IHT
Matters become more complex with IHT due to the question of whether Harry and Meghan are still UK domiciled (or deemed domiciled) now that they have left the UK.
Domicile status is based on an individual’s intentions, but this is very difficult for the individual or HMRC to definitively prove one way or the other.
Where an individual might claim to be non-UK domiciled (because for example they have ceased to be UK resident), the UK authorities have given themselves the tools to retain individuals inside the UK tax net for a period of time through labelling individuals as deemed UK domicile.
How the domicile and deemed domicile rules apply to Harry and Meghan differ in a few important ways.
Meghan
Having returned to the US, Meghan might argue that she does not consider the UK her permanent home. Of course she may even argue she never intended to remain permanently in the UK (and thus she was never UK domiciled), although others might counter that making the UK one’s permanent home should be in the reasonable contemplation of anyone marrying a prince seventh in line to the throne.
- However, if Meghan never became UK domiciled then her departure from the UK is relatively straightforward. An individual must be UK resident for 15 out of the last 20 tax years to be considered a 'long term resident' deemed domiciliary in any given tax year. Therefore, if Meghan remains outside the UK for long enough this 'clock' will reset and she would have a further 15 years of UK residence before having to worry about becoming deemed UK domiciled. Of course, Meghan could always return with an intention to remain here permanently, giving her an actual UK domicile, in which case this would override the deemed domicile question.
- However if Meghan was actually UK domiciled at some point (but, we assume, she has since lost it), then she will remain deemed domiciled for three calendar years from the date that she lost her UK domicile status (a 'lost domicile' deemed domiciliary). This anti-avoidance rule prevents a UK domiciliary leaving the UK, declaring themselves non-domiciled and then promptly engaging in activities that would have otherwise incurred UK tax had they remained UK domiciled.
Harry
Harry poses an entirely different conundrum. Given that Harry’s grandmother, father and brother represent the current and next two monarchs, one might conclude that it would be difficult for Harry to ever claim that the UK is not his permanent home. Indeed, were Harry to claim to be non-domiciled this would likely trigger a fiscal and constitutional crisis.
However, if we imagine that Harry had indeed lost his UK domicile status, then he would be a 'lost domicile' deemed domiciliary and subject to the same three-calendar years rule as Meghan.
However, where HMRC’s treatment of Harry and Meghan would differ significantly would be upon their return to the UK. Unlike Meghan, who could restart her '15 out of 20 years' clock, Harry would be considered a ‘formerly domiciled resident’ deemed domiciliary.

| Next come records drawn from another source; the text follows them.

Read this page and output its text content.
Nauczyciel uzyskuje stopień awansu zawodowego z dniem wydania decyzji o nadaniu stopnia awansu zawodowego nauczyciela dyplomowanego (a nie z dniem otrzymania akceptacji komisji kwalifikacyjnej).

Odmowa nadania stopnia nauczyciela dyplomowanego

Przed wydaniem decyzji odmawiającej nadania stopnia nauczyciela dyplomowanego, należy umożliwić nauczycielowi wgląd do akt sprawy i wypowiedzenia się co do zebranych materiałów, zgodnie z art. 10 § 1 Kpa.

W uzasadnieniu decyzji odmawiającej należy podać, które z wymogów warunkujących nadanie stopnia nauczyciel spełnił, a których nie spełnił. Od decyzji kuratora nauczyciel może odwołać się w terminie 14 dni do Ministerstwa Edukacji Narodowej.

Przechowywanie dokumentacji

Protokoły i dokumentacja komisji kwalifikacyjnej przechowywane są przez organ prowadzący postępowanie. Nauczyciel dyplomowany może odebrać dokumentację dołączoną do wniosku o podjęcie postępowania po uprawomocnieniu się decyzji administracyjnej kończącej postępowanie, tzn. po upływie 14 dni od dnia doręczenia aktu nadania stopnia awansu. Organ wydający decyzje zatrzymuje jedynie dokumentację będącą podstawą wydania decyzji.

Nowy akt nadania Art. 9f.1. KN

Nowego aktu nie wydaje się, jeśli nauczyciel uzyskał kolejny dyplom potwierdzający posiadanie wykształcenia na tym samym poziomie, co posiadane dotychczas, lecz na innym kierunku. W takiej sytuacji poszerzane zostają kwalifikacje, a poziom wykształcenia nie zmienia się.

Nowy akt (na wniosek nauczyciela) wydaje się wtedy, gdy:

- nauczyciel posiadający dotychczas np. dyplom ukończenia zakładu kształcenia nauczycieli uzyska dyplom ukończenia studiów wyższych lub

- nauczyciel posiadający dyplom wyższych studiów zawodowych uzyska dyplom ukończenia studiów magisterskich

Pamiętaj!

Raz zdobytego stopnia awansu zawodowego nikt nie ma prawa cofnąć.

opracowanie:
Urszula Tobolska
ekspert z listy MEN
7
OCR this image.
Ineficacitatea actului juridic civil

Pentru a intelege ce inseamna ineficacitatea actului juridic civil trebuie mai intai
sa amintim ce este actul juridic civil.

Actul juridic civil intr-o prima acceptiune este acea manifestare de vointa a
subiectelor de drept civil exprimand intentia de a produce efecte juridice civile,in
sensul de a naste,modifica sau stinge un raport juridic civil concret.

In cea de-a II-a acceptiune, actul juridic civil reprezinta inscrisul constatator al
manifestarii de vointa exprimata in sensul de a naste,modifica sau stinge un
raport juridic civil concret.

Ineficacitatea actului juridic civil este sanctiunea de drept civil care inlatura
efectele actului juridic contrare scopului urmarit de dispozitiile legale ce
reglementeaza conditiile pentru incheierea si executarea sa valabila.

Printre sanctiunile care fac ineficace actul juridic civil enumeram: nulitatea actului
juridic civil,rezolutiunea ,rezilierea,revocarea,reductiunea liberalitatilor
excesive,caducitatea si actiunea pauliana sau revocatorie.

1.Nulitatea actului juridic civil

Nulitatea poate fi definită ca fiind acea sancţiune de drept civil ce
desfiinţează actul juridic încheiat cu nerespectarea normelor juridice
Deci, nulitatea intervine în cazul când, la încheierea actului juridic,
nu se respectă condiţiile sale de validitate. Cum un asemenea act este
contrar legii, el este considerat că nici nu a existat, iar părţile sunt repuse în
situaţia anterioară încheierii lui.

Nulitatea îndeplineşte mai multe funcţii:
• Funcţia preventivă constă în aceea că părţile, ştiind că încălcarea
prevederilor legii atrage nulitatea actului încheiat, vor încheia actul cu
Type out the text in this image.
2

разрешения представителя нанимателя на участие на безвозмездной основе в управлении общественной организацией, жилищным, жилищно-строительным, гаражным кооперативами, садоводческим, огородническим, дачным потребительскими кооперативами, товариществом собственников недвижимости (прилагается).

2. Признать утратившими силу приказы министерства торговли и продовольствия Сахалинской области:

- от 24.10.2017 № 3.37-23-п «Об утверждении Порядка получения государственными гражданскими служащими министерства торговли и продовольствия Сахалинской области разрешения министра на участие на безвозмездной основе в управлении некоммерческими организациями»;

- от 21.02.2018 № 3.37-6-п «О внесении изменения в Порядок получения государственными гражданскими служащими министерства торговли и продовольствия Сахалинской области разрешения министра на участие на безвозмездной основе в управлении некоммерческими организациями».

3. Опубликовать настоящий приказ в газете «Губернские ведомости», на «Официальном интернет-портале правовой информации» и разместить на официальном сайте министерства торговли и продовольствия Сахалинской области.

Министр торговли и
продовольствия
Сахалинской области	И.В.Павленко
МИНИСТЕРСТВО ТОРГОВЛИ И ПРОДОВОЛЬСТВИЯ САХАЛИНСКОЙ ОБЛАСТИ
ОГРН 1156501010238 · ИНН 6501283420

This is because he is: (1) an individual born in the UK with a UK domicile of origin; (2) who moved overseas and acquired a new domicile; and then (3) becomes UK resident again. In those circumstances, upon resuming UK residence Harry would immediately become deemed domiciled for income tax and CGT purposes, and deemed domiciled for IHT purposes in the following tax year. As such, for the rest of his life Harry can only ever avoid the tax consequences of being a UK (deemed) domiciliary while he remains non-resident.
Of course, if Harry remains UK domiciled then discussion of his potential deemed domicile status is irrelevant.
Finally, it needs to be remembered that of course Harry is also moving out of the UK fire and into the US frying pan. Not only does Harry have to worry about the US federal tax rules, as a Californian he must now also contend with the high level of California state taxes. Even worse, the UK does not generally allow a foreign tax credit for US state taxes.